Tuesday 5 October 2010

Can I take a moment of your time?

I really haven't posted enough lately.  I have been busy with many things, none of them fitting the both categories of a) interesting and b) suitable to blog about quickly.  So instead here's a quick reflection on something else.

It may just be my imagination, or a local or seasonal trend, but I think there have been more charity 'salespeople' about recently.  By salespeople I mean those people with clipboards who try to grab you in the street and talk at you until you give them money, or who go door-to-door doing the same thing.  The RSPCA have been particularly active in the area where I live lately.  Perhaps it's due to a downturn in donations due to the recession, or capitalising on public sympathy in the wake of the 'cat in a bin' news story. 

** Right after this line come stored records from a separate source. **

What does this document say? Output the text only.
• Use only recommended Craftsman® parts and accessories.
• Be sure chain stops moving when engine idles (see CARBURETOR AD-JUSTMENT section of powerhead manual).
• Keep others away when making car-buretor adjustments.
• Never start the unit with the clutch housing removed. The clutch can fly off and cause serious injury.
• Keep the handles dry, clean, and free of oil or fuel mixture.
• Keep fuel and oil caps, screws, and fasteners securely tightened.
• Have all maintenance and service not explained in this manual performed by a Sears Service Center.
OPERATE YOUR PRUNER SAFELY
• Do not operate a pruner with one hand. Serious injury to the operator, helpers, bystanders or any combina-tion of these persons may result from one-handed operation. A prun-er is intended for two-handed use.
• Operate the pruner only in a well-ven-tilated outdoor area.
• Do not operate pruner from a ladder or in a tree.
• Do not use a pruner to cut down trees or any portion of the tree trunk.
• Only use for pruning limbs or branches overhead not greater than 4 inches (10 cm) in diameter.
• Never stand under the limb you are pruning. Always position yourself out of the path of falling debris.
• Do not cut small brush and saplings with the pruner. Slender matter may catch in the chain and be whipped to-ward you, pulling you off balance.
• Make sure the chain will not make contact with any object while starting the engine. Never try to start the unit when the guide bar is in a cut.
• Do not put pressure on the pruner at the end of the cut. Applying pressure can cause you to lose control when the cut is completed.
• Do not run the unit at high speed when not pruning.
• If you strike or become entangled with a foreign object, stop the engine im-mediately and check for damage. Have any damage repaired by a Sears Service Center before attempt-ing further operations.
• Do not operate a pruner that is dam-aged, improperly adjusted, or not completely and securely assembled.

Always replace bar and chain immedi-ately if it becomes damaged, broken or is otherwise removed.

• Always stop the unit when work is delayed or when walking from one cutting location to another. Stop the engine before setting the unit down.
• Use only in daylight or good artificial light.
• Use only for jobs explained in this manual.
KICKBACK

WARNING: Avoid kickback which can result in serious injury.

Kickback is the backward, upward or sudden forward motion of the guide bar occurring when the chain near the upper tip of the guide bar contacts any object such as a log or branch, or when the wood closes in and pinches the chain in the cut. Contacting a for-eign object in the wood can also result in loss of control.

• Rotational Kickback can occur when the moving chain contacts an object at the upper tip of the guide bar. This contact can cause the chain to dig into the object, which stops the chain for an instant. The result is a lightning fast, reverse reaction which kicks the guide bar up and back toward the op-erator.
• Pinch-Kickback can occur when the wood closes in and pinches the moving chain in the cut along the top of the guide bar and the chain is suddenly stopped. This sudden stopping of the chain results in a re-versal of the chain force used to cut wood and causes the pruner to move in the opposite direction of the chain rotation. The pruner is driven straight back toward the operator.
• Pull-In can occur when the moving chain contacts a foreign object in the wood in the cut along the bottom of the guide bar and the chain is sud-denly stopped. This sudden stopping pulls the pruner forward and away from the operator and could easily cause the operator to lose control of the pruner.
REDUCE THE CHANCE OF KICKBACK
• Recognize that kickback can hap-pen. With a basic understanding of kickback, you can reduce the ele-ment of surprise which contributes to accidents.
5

While I have every sympathy with charities (often very good causes) trying to encourage donations, I find these kind of activities quite annoying.  I don't want to be made to feel guilty for not giving money to sick rabbits when I'm in the middle of cooking tea or going to work.  Often the people who try to talk to you in the street adopt the technique (at least with younger people like me) of trying to mildly flirt with you to get your attention.  The (young) male canvassers aim for the women, the women for men.  I wouldn't feel comfortable with that behaviour from a stranger normally, why should it encourage me to talk about charitable giving?  But often it's hard to get them to take 'no' for an answer, and they make you feel rude for ignoring them.
 
I do give to charity.  But I like to choose for myself, not to be pressured into it by strangers on my doorstep or trying to distract me when I'm in a hurry.  I'm sure their causes are very worthy ones, but so are many others.  Which I give to is my choice, and pressure is going to make me less likely to give, not more.  There's a difficult balance to be achieved, from the charity's point of view, because while too much nagging can put people off; without sufficient publicity people won't know about the charity or it's cause, and won't give either.

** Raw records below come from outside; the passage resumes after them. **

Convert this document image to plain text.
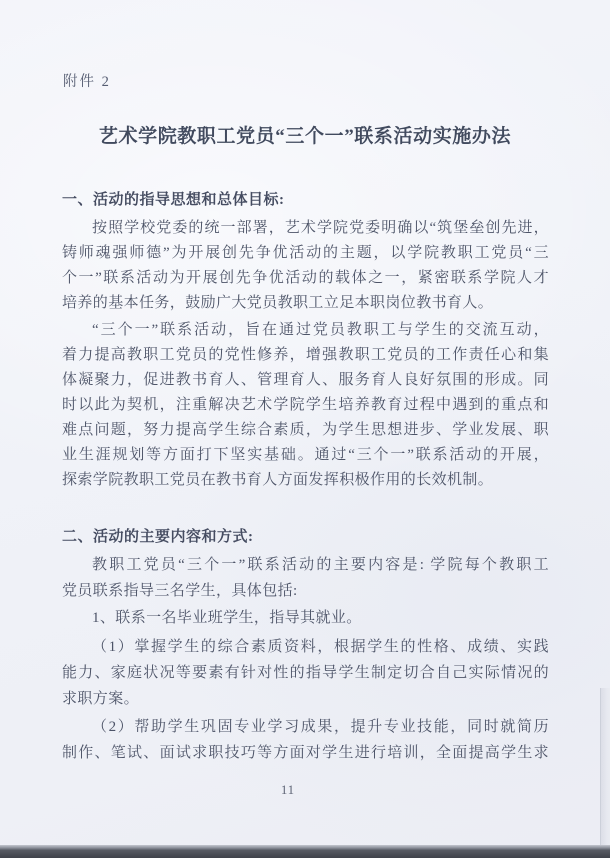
附件 2
艺术学院教职工党员“三个一”联系活动实施办法
一、活动的指导思想和总体目标:
按照学校党委的统一部署，艺术学院党委明确以“筑堡垒创先进，
铸师魂强师德”为开展创先争优活动的主题，以学院教职工党员“三
个一”联系活动为开展创先争优活动的载体之一，紧密联系学院人才
培养的基本任务，鼓励广大党员教职工立足本职岗位教书育人。
“三个一”联系活动，旨在通过党员教职工与学生的交流互动，
着力提高教职工党员的党性修养，增强教职工党员的工作责任心和集
体凝聚力，促进教书育人、管理育人、服务育人良好氛围的形成。同
时以此为契机，注重解决艺术学院学生培养教育过程中遇到的重点和
难点问题，努力提高学生综合素质，为学生思想进步、学业发展、职
业生涯规划等方面打下坚实基础。通过“三个一”联系活动的开展，
探索学院教职工党员在教书育人方面发挥积极作用的长效机制。
二、活动的主要内容和方式:
教职工党员“三个一”联系活动的主要内容是: 学院每个教职工
党员联系指导三名学生，具体包括:
1、联系一名毕业班学生，指导其就业。
（1）掌握学生的综合素质资料，根据学生的性格、成绩、实践
能力、家庭状况等要素有针对性的指导学生制定切合自己实际情况的
求职方案。
（2）帮助学生巩固专业学习成果，提升专业技能，同时就简历
制作、笔试、面试求职技巧等方面对学生进行培训，全面提高学生求
11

It struck me that actually there's an analogy to be drawn with the way the church- or parts of it- often do evangelism.  Perhaps for some people the pushy, in-your-face style of proclaiming the gospel and forcing people to listen to it whether they like it or not works, as it must do for some charities and their donors.  I imagine, though, most people have a similar reaction to me with the charity canvassers.  That's what I've gathered over years of trying to talk to friends about faith.  Being continually badgered about something when you don't want to be makes you less inclined to think about it, creates a resentment that then needs more work to be overcome. 

That's not to say we shouldn't be talking about our faith, shouldn't be making the gospel public.  But Jesus, we're told, doesn't force his way in to people's lives.  He wants to be invited.  We can't force people to open their doors to him, we can only encourage them to invite him in.  And constant nagging doesn't do that.  It's a difficult balance.